“I don’t hear with my eyeballs”
– Mr. Shaft-Man
“I don’t hear with my eyeballs”
– Mr. Shaft-Man
“with my super vision”
::stupid laugh::
– Ms. Boms
“you been smokin them owls again, haven’t you! you’ve been smokin that herb! Come here, Stand under the light, show me your eyes….”
– doyle (big robbo)
“I see your eyes blinking, so I know you’re alive”
– Dr. OldNBald
With the price of fuel the way it is these days, when you build a snowman, you use rocks for his eyes and nose instead of coal.
DOCTOR TO HIS PATIENT: “Next time you see spots before your eyes, Mrs.

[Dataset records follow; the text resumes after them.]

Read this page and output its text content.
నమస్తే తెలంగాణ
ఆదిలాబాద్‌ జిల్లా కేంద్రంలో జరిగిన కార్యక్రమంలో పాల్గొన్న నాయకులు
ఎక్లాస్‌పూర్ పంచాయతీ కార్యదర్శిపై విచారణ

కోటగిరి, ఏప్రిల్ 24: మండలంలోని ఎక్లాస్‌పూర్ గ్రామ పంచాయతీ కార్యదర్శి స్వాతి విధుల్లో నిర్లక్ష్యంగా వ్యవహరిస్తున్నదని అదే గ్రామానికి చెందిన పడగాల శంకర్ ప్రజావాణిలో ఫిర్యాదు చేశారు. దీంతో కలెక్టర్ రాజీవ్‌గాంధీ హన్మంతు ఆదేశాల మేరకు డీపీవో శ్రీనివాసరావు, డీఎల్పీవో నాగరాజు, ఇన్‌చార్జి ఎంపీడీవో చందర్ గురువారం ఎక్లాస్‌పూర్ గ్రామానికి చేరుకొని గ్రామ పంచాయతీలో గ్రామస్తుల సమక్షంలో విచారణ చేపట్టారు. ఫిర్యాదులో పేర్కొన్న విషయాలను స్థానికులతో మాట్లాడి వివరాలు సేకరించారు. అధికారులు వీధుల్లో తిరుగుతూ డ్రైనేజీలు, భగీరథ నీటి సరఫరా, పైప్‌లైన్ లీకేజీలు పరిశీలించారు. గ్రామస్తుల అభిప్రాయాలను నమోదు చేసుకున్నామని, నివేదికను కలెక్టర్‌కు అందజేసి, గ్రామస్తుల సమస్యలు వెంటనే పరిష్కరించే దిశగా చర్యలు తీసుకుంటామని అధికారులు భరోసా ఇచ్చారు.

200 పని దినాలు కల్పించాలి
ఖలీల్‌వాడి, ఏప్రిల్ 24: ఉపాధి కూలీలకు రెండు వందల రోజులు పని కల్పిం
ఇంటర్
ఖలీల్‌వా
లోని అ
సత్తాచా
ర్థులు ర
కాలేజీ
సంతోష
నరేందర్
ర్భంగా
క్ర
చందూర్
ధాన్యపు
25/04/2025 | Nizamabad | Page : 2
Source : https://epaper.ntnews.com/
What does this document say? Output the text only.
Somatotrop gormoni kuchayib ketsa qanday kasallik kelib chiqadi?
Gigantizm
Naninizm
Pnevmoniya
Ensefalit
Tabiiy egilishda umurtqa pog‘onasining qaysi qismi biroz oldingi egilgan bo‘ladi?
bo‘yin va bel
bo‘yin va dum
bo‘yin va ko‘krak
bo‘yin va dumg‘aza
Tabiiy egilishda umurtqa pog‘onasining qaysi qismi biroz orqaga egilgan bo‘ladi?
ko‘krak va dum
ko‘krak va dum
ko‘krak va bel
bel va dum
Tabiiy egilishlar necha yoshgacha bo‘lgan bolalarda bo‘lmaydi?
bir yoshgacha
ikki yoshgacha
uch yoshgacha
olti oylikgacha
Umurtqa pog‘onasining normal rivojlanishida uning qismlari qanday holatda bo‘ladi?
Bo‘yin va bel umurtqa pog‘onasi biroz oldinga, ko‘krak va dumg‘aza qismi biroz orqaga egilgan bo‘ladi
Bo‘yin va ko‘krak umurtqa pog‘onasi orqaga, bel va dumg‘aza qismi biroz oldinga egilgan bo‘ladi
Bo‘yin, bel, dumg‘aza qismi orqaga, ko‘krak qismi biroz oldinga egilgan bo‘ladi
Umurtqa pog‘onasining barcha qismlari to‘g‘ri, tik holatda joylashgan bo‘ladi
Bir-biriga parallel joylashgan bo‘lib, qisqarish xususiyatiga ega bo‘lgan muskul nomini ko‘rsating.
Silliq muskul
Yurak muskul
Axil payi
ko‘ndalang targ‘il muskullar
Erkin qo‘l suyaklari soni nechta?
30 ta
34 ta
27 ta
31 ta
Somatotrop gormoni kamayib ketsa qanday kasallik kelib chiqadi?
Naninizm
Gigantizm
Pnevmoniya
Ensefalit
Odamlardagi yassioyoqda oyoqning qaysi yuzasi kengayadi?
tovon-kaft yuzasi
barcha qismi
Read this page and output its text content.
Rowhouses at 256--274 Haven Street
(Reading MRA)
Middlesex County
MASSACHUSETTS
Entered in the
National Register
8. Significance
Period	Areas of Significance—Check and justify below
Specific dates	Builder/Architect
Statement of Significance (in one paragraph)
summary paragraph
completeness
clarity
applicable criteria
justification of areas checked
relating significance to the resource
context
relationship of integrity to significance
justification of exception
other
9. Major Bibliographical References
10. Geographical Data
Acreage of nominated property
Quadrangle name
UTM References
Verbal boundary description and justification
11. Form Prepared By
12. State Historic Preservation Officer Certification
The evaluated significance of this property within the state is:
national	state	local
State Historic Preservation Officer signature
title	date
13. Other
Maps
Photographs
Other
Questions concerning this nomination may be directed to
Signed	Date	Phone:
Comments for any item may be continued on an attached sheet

Woodworth, grab a pencil and try to connect them.
Leopard hunters are men who love to see spots before their eyes.
My eyesight is so bad, last week while hiking in the woods I picked up a snake to kill a stick.
Q: The more there is the less you see?
A: Darkness.
Q: When are a space creature’s eyes not eyes?
A: When the wind makes them water.
Q: What space creatures have their eyes nearest together?
A: The smallest.
Little Leaguer: Dad, what does a ballplayer do when his eyesight starts going bad?
Dad: He gets a job as an umpire.
Beth: Why are you staring at the mirror with your eyes shut?
Alice: I want to see what I look like when I’m asleep!
Q: What happened to the firefly before he hit the windshield?
A: His life flashed before his eyes.